Inter-Turn Breakdown Fault Analysis and Winding Structure Optimisation of Winding of Dry-Type Transformers in Wind Farms

Abstract

To address the problem of winding turn-to-turn breakdown faults in 35 kV dry-type transformers in wind farms under overvoltage conditions, this paper establishes a simulation model based on the structural dimensions and material parameters of the transformer windings. The winding distribution parameters were calculated using the finite element method. The transient processes inside the high-voltage coil were calculated by constructing a multi-conductor transmission line model (MTL) that took into account the influence of the secondary winding. The voltage distribution of the winding was analysed for both lightning shock and extra-fast transient overvoltage conditions. The simulation results show that the maximum overvoltage between turns of the transformer winding under lightning shock is 5.282 kV; the maximum overvoltage between turns of the winding under very fast transient overvoltage is 11.6 kV, which occurs between the first 2–3 layers of the section, close to the insulation breakdown margin.
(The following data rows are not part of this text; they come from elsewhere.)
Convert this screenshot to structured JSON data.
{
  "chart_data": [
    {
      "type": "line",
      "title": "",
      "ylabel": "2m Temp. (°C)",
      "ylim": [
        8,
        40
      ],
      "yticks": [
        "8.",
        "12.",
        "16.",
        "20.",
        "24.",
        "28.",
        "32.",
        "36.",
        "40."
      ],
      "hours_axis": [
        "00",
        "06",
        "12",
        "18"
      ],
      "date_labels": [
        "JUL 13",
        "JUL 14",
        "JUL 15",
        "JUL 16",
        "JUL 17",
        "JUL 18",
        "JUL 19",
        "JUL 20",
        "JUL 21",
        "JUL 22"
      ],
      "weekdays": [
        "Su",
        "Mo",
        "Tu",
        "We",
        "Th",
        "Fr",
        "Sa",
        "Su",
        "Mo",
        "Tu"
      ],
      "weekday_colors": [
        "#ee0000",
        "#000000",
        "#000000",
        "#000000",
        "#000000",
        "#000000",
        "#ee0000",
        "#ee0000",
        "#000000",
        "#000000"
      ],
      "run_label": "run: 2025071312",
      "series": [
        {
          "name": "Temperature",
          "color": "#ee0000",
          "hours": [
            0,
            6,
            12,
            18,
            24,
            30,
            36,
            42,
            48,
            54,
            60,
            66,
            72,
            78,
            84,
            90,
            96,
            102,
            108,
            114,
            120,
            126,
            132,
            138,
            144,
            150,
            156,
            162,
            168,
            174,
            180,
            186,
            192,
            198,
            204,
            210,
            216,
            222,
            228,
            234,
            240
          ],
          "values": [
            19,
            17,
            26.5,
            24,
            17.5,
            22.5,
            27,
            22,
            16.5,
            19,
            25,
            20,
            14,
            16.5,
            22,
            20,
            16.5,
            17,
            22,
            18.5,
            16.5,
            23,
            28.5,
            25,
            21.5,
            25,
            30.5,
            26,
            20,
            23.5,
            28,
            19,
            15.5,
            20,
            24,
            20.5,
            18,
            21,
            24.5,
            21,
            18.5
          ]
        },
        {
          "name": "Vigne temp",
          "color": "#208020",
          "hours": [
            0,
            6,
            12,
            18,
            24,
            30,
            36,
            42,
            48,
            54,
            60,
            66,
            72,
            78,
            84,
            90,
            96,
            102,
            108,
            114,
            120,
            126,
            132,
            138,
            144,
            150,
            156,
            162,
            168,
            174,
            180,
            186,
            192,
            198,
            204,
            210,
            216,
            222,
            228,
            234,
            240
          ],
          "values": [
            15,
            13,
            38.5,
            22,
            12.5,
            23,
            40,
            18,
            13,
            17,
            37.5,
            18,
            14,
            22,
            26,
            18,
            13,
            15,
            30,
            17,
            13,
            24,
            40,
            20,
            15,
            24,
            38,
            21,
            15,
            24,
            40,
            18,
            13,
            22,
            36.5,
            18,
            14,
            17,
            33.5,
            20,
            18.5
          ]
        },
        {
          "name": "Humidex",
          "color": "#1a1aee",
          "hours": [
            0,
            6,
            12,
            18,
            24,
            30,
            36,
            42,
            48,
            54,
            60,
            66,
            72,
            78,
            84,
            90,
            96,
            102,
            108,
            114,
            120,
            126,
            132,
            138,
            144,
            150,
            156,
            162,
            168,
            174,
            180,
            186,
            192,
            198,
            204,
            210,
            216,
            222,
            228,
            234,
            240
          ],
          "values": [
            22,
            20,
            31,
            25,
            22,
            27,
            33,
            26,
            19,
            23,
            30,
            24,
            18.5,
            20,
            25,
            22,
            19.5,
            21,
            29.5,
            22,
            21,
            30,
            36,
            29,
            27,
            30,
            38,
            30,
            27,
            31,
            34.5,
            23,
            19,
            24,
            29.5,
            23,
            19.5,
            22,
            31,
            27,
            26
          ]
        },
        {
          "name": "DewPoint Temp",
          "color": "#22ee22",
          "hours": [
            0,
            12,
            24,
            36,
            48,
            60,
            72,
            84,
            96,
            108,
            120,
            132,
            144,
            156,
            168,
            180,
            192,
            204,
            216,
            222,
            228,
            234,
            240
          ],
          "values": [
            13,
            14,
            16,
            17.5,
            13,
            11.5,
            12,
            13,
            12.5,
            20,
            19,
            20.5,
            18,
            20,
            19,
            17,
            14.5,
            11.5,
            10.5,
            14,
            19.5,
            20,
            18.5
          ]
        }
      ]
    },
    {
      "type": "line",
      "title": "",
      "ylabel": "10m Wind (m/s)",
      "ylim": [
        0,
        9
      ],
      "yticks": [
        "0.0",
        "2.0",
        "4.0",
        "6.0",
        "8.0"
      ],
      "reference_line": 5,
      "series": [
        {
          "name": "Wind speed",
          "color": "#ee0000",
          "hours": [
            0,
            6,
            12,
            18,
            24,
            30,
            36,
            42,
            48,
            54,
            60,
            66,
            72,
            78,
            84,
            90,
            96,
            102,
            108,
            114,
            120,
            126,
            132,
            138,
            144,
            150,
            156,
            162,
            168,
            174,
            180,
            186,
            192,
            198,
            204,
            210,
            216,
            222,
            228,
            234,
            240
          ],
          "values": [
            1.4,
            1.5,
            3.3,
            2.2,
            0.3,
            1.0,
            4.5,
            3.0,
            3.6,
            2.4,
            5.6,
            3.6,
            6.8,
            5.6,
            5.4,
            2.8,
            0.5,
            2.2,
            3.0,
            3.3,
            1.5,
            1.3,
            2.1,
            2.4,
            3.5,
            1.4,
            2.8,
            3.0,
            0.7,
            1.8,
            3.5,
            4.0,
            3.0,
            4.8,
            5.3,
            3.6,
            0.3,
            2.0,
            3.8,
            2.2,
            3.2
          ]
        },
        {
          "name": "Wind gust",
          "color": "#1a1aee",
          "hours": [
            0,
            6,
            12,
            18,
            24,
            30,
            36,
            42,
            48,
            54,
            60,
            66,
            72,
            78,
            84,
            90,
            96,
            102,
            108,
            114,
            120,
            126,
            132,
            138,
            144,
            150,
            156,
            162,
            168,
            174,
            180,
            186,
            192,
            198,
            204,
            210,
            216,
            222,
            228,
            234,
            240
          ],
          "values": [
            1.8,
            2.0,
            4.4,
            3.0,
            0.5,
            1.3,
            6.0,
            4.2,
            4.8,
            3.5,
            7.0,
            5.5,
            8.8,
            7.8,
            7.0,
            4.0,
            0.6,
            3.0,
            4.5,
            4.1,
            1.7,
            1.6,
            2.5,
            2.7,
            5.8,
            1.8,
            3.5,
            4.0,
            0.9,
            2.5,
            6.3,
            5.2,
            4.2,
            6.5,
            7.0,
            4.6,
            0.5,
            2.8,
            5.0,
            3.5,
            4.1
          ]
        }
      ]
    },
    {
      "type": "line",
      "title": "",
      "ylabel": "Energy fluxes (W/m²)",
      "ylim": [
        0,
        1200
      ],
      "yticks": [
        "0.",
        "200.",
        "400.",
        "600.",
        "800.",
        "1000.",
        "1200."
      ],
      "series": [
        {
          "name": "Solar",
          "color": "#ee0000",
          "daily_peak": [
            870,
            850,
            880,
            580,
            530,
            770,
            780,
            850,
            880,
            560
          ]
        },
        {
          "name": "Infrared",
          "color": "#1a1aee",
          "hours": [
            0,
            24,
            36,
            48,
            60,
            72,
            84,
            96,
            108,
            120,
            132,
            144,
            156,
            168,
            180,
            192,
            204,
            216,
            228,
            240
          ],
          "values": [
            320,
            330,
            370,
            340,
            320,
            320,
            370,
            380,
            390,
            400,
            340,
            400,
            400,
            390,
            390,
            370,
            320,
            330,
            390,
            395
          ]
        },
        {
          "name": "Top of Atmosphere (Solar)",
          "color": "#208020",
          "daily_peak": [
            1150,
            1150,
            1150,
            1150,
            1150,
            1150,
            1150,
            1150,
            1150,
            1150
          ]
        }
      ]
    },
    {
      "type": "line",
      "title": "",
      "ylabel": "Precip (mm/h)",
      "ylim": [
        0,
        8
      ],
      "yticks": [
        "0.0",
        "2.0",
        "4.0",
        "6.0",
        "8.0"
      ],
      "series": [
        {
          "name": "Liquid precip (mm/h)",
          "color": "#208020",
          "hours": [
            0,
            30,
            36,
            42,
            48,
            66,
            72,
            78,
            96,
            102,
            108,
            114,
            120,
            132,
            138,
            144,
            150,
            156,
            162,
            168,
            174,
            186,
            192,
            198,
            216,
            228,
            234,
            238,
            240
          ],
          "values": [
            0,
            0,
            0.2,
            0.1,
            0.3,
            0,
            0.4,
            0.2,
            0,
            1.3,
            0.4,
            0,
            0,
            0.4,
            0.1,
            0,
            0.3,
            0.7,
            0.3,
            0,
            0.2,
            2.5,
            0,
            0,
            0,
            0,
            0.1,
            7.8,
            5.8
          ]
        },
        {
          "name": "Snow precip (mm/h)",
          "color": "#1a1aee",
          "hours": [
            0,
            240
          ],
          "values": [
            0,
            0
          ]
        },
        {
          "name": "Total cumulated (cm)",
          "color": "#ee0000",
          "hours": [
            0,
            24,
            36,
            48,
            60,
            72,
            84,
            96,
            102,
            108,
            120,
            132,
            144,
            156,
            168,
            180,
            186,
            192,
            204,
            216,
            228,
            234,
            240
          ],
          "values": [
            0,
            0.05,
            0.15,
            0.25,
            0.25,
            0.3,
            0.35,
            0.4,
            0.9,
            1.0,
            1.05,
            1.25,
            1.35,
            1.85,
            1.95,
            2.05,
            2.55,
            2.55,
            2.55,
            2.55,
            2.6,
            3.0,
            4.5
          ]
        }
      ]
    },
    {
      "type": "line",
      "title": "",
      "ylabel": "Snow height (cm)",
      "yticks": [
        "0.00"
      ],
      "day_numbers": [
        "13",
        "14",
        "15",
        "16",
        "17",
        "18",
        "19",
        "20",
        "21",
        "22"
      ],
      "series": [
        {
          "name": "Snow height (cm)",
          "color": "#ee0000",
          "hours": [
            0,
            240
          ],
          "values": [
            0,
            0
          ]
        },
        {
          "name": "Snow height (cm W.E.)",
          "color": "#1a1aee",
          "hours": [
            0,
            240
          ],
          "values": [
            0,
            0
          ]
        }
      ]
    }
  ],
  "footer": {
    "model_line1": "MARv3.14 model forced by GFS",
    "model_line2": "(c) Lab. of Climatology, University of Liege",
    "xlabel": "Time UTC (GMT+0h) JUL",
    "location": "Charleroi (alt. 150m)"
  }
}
On this basis, the transformer winding structure was optimised and the maximum inter-turn overvoltage after optimisation was 9.104 kV, reducing the likelihood of insulation breakdown by 24.1%. Finally, the accuracy of the winding structure optimisation simulation study was verified by testing the transformer’s impulse voltage before and after optimisation, providing a reference for the stable operation of 35 kV dry-type transformers in wind farm practical applications.